Despite development of many chemotherapeutic regimens, colorectal cancer continues to have a high mortality. One of the major new potential therapies is interleukin-12, a heterodimeric cytokine produced by antigen presenting cells. In vitro and in vivo studies have demonstrated the role of interleukin-12 in stimulating a cell-mediated anti-tumor response against a number of colon adenocarcinoma tumor models.

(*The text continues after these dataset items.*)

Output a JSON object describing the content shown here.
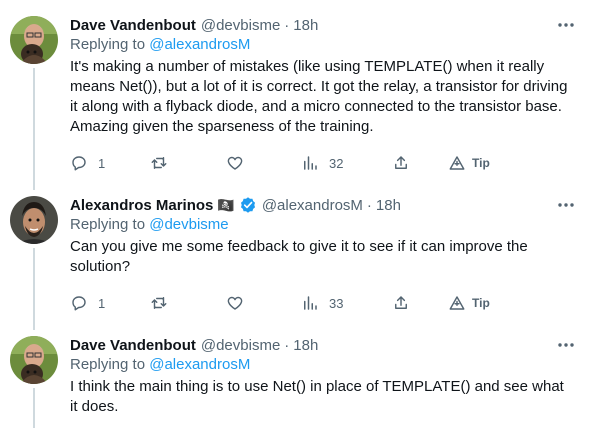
{
  "tweets": [
    {
      "name": "Dave Vandenbout",
      "handle": "@devbisme",
      "separator": "·",
      "time": "18h",
      "replying_prefix": "Replying to",
      "replying_to": "@alexandrosM",
      "text": "It's making a number of mistakes (like using TEMPLATE() when it really means Net()), but a lot of it is correct. It got the relay, a transistor for driving it along with a flyback diode, and a micro connected to the transistor base. Amazing given the sparseness of the training.",
      "replies": "1",
      "views": "32",
      "tip": "Tip"
    },
    {
      "name": "Alexandros Marinos",
      "handle": "@alexandrosM",
      "separator": "·",
      "time": "18h",
      "emoji": "🏴‍☠️",
      "replying_prefix": "Replying to",
      "replying_to": "@devbisme",
      "text": "Can you give me some feedback to give it to see if it can improve the solution?",
      "replies": "1",
      "views": "33",
      "tip": "Tip"
    },
    {
      "name": "Dave Vandenbout",
      "handle": "@devbisme",
      "separator": "·",
      "time": "18h",
      "replying_prefix": "Replying to",
      "replying_to": "@alexandrosM",
      "text": "I think the main thing is to use Net() in place of TEMPLATE() and see what it does."
    }
  ],
  "colors": {
    "text": "#0f1419",
    "muted": "#536471",
    "link": "#1d9bf0",
    "verified": "#1d9bf0",
    "thread_line": "#cfd9de"
  }
}
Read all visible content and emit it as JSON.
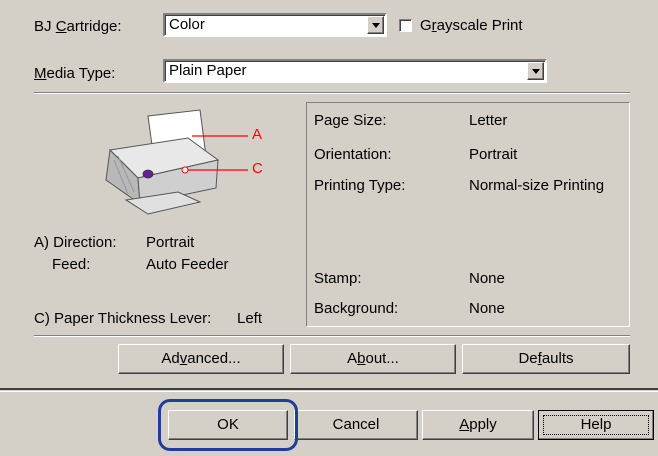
{
  "cartridge": {
    "label_pre": "BJ ",
    "label_u": "C",
    "label_post": "artridge:",
    "value": "Color"
  },
  "grayscale": {
    "label_pre": "G",
    "label_u": "r",
    "label_post": "ayscale Print",
    "checked": false
  },
  "media": {
    "label_u": "M",
    "label_post": "edia Type:",
    "value": "Plain Paper"
  },
  "printer_callouts": {
    "a": "A",
    "c": "C"
  },
  "direction": {
    "label": "A) Direction:",
    "value": "Portrait"
  },
  "feed": {
    "label": "Feed:",
    "value": "Auto Feeder"
  },
  "thickness": {
    "label": "C) Paper Thickness Lever:",
    "value": "Left"
  },
  "info": {
    "page_size": {
      "label": "Page Size:",
      "value": "Letter"
    },
    "orientation": {
      "label": "Orientation:",
      "value": "Portrait"
    },
    "printing_type": {
      "label": "Printing Type:",
      "value": "Normal-size Printing"
    },
    "stamp": {
      "label": "Stamp:",
      "value": "None"
    },
    "background": {
      "label": "Background:",
      "value": "None"
    }
  },
  "buttons": {
    "advanced": {
      "pre": "Ad",
      "u": "v",
      "post": "anced..."
    },
    "about": {
      "pre": "A",
      "u": "b",
      "post": "out..."
    },
    "defaults": {
      "pre": "De",
      "u": "f",
      "post": "aults"
    },
    "ok": "OK",
    "cancel": "Cancel",
    "apply": {
      "pre": "",
      "u": "A",
      "post": "pply"
    },
    "help": "Help"
  },
  "colors": {
    "face": "#d4d0c8",
    "callout_red": "#ff0000",
    "highlight_ring": "#1f3d99"
  },
  "icons": [
    "dropdown-arrow-icon",
    "printer-illustration",
    "checkbox-icon"
  ]
}
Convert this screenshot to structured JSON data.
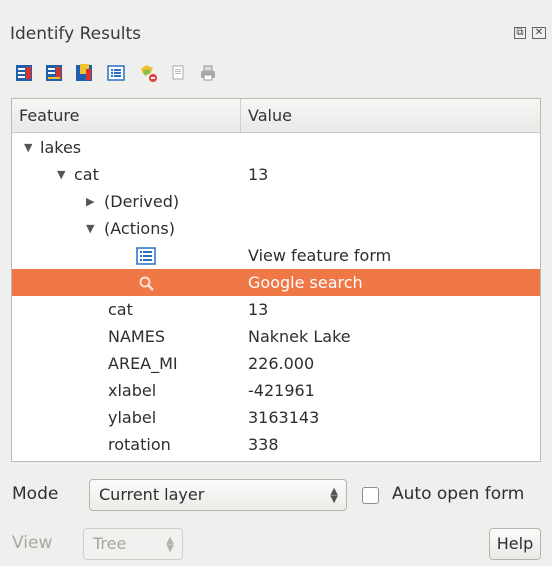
{
  "panel": {
    "title": "Identify Results",
    "float_icon": "float-icon",
    "close_icon": "close-icon"
  },
  "toolbar": [
    {
      "icon": "expand-all-icon"
    },
    {
      "icon": "collapse-all-icon"
    },
    {
      "icon": "expand-new-results-icon"
    },
    {
      "icon": "open-form-icon"
    },
    {
      "icon": "clear-results-icon"
    },
    {
      "icon": "copy-icon"
    },
    {
      "icon": "print-icon"
    }
  ],
  "tree": {
    "headers": {
      "feature": "Feature",
      "value": "Value"
    },
    "rows": [
      {
        "feature": "lakes",
        "value": "",
        "arrow": "▼"
      },
      {
        "feature": "cat",
        "value": "13",
        "arrow": "▼"
      },
      {
        "feature": "(Derived)",
        "value": "",
        "arrow": "▶"
      },
      {
        "feature": "(Actions)",
        "value": "",
        "arrow": "▼"
      },
      {
        "feature": "",
        "value": "View feature form",
        "icon": "form-icon"
      },
      {
        "feature": "",
        "value": "Google search",
        "icon": "search-action-icon",
        "selected": true
      },
      {
        "feature": "cat",
        "value": "13"
      },
      {
        "feature": "NAMES",
        "value": "Naknek Lake"
      },
      {
        "feature": "AREA_MI",
        "value": "226.000"
      },
      {
        "feature": "xlabel",
        "value": "-421961"
      },
      {
        "feature": "ylabel",
        "value": "3163143"
      },
      {
        "feature": "rotation",
        "value": "338"
      }
    ]
  },
  "controls": {
    "mode_label": "Mode",
    "mode_value": "Current layer",
    "auto_open_label": "Auto open form",
    "auto_open_checked": false,
    "view_label": "View",
    "view_value": "Tree",
    "help_label": "Help"
  },
  "colors": {
    "selection": "#f07746",
    "background": "#efefed"
  }
}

However, it is unknown whether patients with colorectal cancer have impaired interleukin-12 production. A study was performed to investigate production of interleukin-12 preoperatively and the relationship between these levels and disease stage at surgery.


Preoperative peripheral blood mononuclear cells from colorectal cancer patients and agematched controls were stimulated by Staphylococcus aureus Cowan's Strain 1 (0.0075 percent wt/vol) in vitro for 24 hours. Expression of interleukin-12 was then assessed by enzyme-linked immunosorbent assay. A single pathologist assessed the tumors for stage according to TNM and Dukes classifications.


Twenty-eight patients with colorectal cancer and 14 controls were recruited for the study. Interleukin-12 production was significantly impaired in patients with colorectal cancer compared with controls (P=0.014), especially those with advanced disease: Dukes C, P=0.001 and T4, P<0.05.


Interleukin-12 production is impaired in patients with colorectal cancer, especially those with advanced disease, suggesting a defective Th1-mediated anti-tumor response. These patients may well benefit from exogenous interleukin-12 treatment.